Dogma amgoD

Harold Bloom, whatever his critical successes in youth, seems lately to have doddered into the role of unlucky crank. Unlucky, I mention, since no sooner had he loosed a volley at this year's literature Nobelist, calling her award "political correctness," than the New York Times unearthed a 1992 Op-ed by Doris Lessing on PC and related linguistic abuses. Lessing is more interesting than Bloom, though, so I want to consider a bit more of what she said.

A primary theme was that Communism had loosed a catastrophic pollution into language, and that that pollution had spread far beyond the left. Eli Rabbett has pointed out that the language of the rightwing nutjobs protesting Al Gore's Nobel borrows from Stalinist racial rhetoric.

More tragic than the impoverishment of language is the associated impoverishment of mind. The totalitarian mind can't bear contradiction and so must villify criticism and suck all the life out of thought.

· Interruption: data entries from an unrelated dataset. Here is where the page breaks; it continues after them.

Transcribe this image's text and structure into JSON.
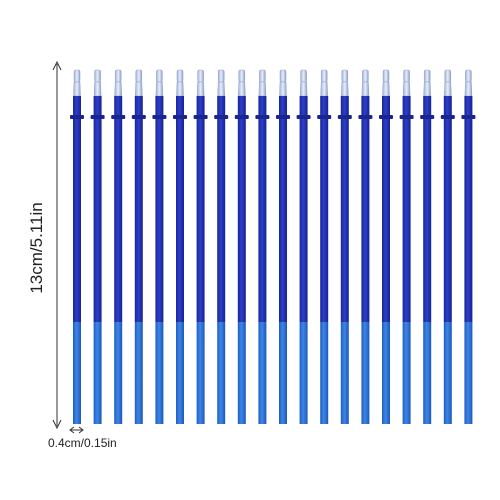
{
  "dimensions": {
    "height": "13cm/5.11in",
    "width": "0.4cm/0.15in"
  }
}
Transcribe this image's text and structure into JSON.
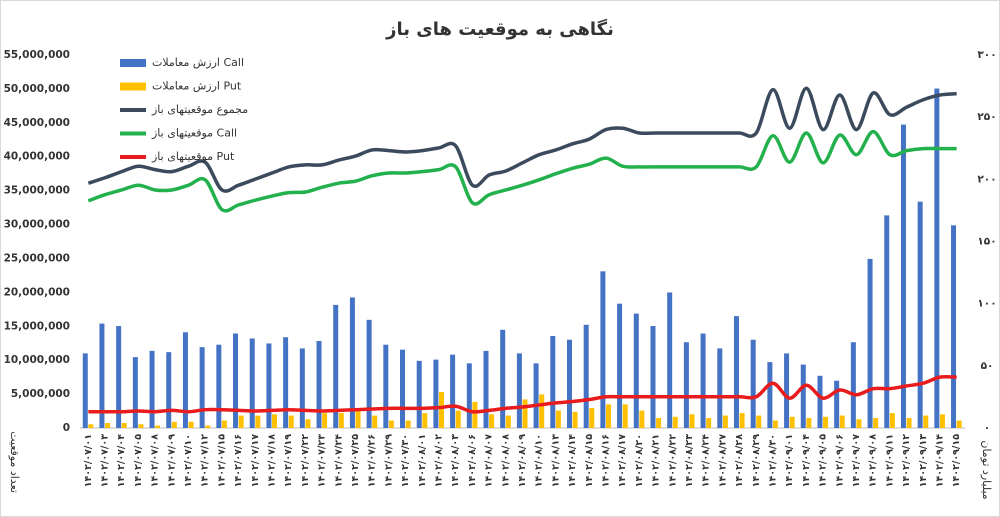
{
  "chart_data": {
    "type": "combo",
    "title": "نگاهی به موقعیت های باز",
    "y_label": "تعداد موقعیت",
    "y2_label": "میلیارد تومان",
    "legend": "upper left",
    "grid": false,
    "categories": [
      "۱۴۰۲/۰۷/۰۱",
      "۱۴۰۲/۰۷/۰۳",
      "۱۴۰۲/۰۷/۰۴",
      "۱۴۰۲/۰۷/۰۵",
      "۱۴۰۲/۰۷/۰۸",
      "۱۴۰۲/۰۷/۰۹",
      "۱۴۰۲/۰۷/۱۰",
      "۱۴۰۲/۰۷/۱۲",
      "۱۴۰۲/۰۷/۱۵",
      "۱۴۰۲/۰۷/۱۶",
      "۱۴۰۲/۰۷/۱۷",
      "۱۴۰۲/۰۷/۱۸",
      "۱۴۰۲/۰۷/۱۹",
      "۱۴۰۲/۰۷/۲۲",
      "۱۴۰۲/۰۷/۲۳",
      "۱۴۰۲/۰۷/۲۴",
      "۱۴۰۲/۰۷/۲۵",
      "۱۴۰۲/۰۷/۲۶",
      "۱۴۰۲/۰۷/۲۹",
      "۱۴۰۲/۰۷/۳۰",
      "۱۴۰۲/۰۸/۰۱",
      "۱۴۰۲/۰۸/۰۲",
      "۱۴۰۲/۰۸/۰۳",
      "۱۴۰۲/۰۸/۰۶",
      "۱۴۰۲/۰۸/۰۷",
      "۱۴۰۲/۰۸/۰۸",
      "۱۴۰۲/۰۸/۰۹",
      "۱۴۰۲/۰۸/۱۰",
      "۱۴۰۲/۰۸/۱۳",
      "۱۴۰۲/۰۸/۱۴",
      "۱۴۰۲/۰۸/۱۵",
      "۱۴۰۲/۰۸/۱۶",
      "۱۴۰۲/۰۸/۱۷",
      "۱۴۰۲/۰۸/۲۰",
      "۱۴۰۲/۰۸/۲۱",
      "۱۴۰۲/۰۸/۲۲",
      "۱۴۰۲/۰۸/۲۳",
      "۱۴۰۲/۰۸/۲۴",
      "۱۴۰۲/۰۸/۲۷",
      "۱۴۰۲/۰۸/۲۸",
      "۱۴۰۲/۰۸/۲۹",
      "۱۴۰۲/۰۸/۳۰",
      "۱۴۰۲/۰۹/۰۱",
      "۱۴۰۲/۰۹/۰۴",
      "۱۴۰۲/۰۹/۰۵",
      "۱۴۰۲/۰۹/۰۶",
      "۱۴۰۲/۰۹/۰۷",
      "۱۴۰۲/۰۹/۰۸",
      "۱۴۰۲/۰۹/۱۱",
      "۱۴۰۲/۰۹/۱۲",
      "۱۴۰۲/۰۹/۱۳",
      "۱۴۰۲/۰۹/۱۴",
      "۱۴۰۲/۰۹/۱۵"
    ],
    "ylim": [
      0,
      55000000
    ],
    "yticks": [
      0,
      {
        "value": 5000000,
        "label": "5,000,000"
      },
      {
        "value": 10000000,
        "label": "10,000,000"
      },
      {
        "value": 15000000,
        "label": "15,000,000"
      },
      {
        "value": 20000000,
        "label": "20,000,000"
      },
      {
        "value": 25000000,
        "label": "25,000,000"
      },
      {
        "value": 30000000,
        "label": "30,000,000"
      },
      {
        "value": 35000000,
        "label": "35,000,000"
      },
      {
        "value": 40000000,
        "label": "40,000,000"
      },
      {
        "value": 45000000,
        "label": "45,000,000"
      },
      {
        "value": 50000000,
        "label": "50,000,000"
      },
      {
        "value": 55000000,
        "label": "55,000,000"
      }
    ],
    "y2lim": [
      0,
      300
    ],
    "y2ticks": [
      {
        "value": 0,
        "label": "۰"
      },
      {
        "value": 50,
        "label": "۵۰"
      },
      {
        "value": 100,
        "label": "۱۰۰"
      },
      {
        "value": 150,
        "label": "۱۵۰"
      },
      {
        "value": 200,
        "label": "۲۰۰"
      },
      {
        "value": 250,
        "label": "۲۵۰"
      },
      {
        "value": 300,
        "label": "۳۰۰"
      }
    ],
    "series": [
      {
        "name": "ارزش معاملات Call",
        "type": "bar",
        "axis": "y2",
        "color": "#4472c4",
        "values": [
          60,
          84,
          82,
          57,
          62,
          61,
          77,
          65,
          67,
          76,
          72,
          68,
          73,
          64,
          70,
          99,
          105,
          87,
          67,
          63,
          54,
          55,
          59,
          52,
          62,
          79,
          60,
          52,
          74,
          71,
          83,
          126,
          100,
          92,
          82,
          109,
          69,
          76,
          64,
          90,
          71,
          53,
          60,
          51,
          42,
          38,
          69,
          136,
          171,
          244,
          182,
          273,
          163
        ]
      },
      {
        "name": "ارزش معاملات Put",
        "type": "bar",
        "axis": "y2",
        "color": "#ffc000",
        "values": [
          3,
          4,
          4,
          3,
          2,
          5,
          5,
          2,
          6,
          10,
          10,
          11,
          10,
          7,
          12,
          12,
          15,
          10,
          6,
          6,
          12,
          29,
          14,
          21,
          11,
          10,
          23,
          27,
          14,
          13,
          16,
          19,
          19,
          14,
          8,
          9,
          11,
          8,
          10,
          12,
          10,
          6,
          9,
          8,
          9,
          10,
          7,
          8,
          12,
          8,
          10,
          11,
          6
        ]
      },
      {
        "name": "مجموع موقعیتهای باز",
        "type": "line",
        "color": "#3b4a5c",
        "values": [
          36100000,
          36900000,
          37800000,
          38600000,
          38100000,
          37800000,
          38600000,
          39200000,
          35100000,
          35800000,
          36700000,
          37600000,
          38500000,
          38800000,
          38800000,
          39500000,
          40100000,
          41000000,
          40900000,
          40700000,
          40900000,
          41300000,
          41600000,
          35800000,
          37300000,
          37900000,
          39100000,
          40300000,
          41000000,
          41900000,
          42600000,
          44000000,
          44200000,
          43500000,
          43500000,
          43500000,
          43500000,
          43500000,
          43500000,
          43500000,
          43500000,
          49900000,
          44200000,
          50100000,
          44000000,
          49100000,
          44000000,
          49400000,
          46200000,
          47300000,
          48400000,
          49100000,
          49300000
        ]
      },
      {
        "name": "موقعیتهای باز Call",
        "type": "line",
        "color": "#22b14c",
        "values": [
          33500000,
          34400000,
          35100000,
          35800000,
          35100000,
          35100000,
          35800000,
          36600000,
          32200000,
          32900000,
          33600000,
          34200000,
          34700000,
          34800000,
          35500000,
          36100000,
          36400000,
          37200000,
          37600000,
          37600000,
          37800000,
          38100000,
          38500000,
          33200000,
          34400000,
          35100000,
          35800000,
          36600000,
          37500000,
          38300000,
          38900000,
          39800000,
          38600000,
          38500000,
          38500000,
          38500000,
          38500000,
          38500000,
          38500000,
          38500000,
          38500000,
          43100000,
          39200000,
          43500000,
          39100000,
          43200000,
          40300000,
          43700000,
          40300000,
          40900000,
          41200000,
          41200000,
          41200000
        ]
      },
      {
        "name": "موقعیتهای باز Put",
        "type": "line",
        "color": "#e81c1c",
        "values": [
          2400000,
          2400000,
          2400000,
          2500000,
          2400000,
          2600000,
          2400000,
          2700000,
          2700000,
          2600000,
          2500000,
          2600000,
          2700000,
          2600000,
          2500000,
          2600000,
          2700000,
          2800000,
          2900000,
          2900000,
          2900000,
          3000000,
          3200000,
          2400000,
          2600000,
          2900000,
          3100000,
          3400000,
          3700000,
          3900000,
          4200000,
          4600000,
          4600000,
          4600000,
          4600000,
          4600000,
          4600000,
          4600000,
          4600000,
          4600000,
          4600000,
          6600000,
          4400000,
          6300000,
          4400000,
          5600000,
          4900000,
          5800000,
          5800000,
          6200000,
          6600000,
          7500000,
          7500000
        ]
      }
    ]
  }
}
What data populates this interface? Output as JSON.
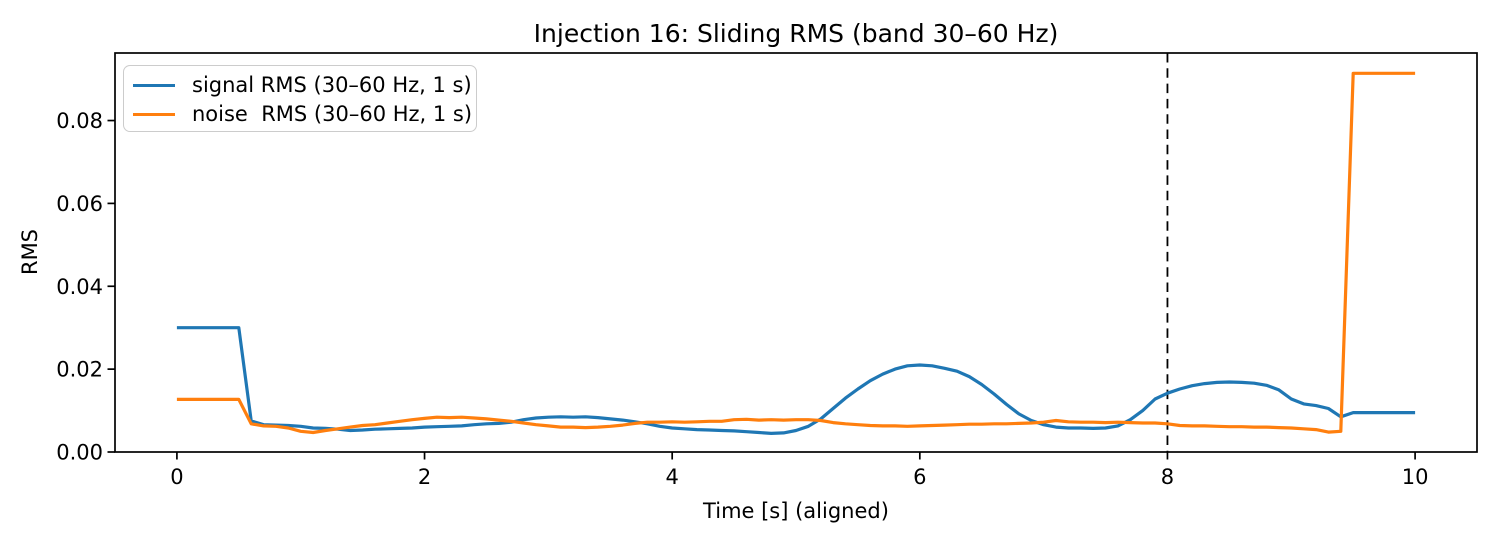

There is obviously something very attractive about telling other people what to do: I am putting it in this nursery way rather than in more intellectual language because I see it as nursery behavior. Art — the arts generally — are always unpredictable, maverick, and tend to be, at their best, uncomfortable. Literature, in particular, has always inspired the House committees, the Zhdanovs, the fits of moralizing, but, at worst, persecution. It troubles me that political correctness does not seem to know what its exemplars and predecessors are; it troubles me more that it may know and does not care.

Lessing also offers up a tentative diagnosis:

I am sure that millions of people, the rug of Communism pulled out from under them, are searching frantically, and perhaps not even knowing it, for another dogma.

In a pinch, any old dogmas may have to do: political correctness, Islamophobia, conservatism, anti-environmentalism, maybe even string theory.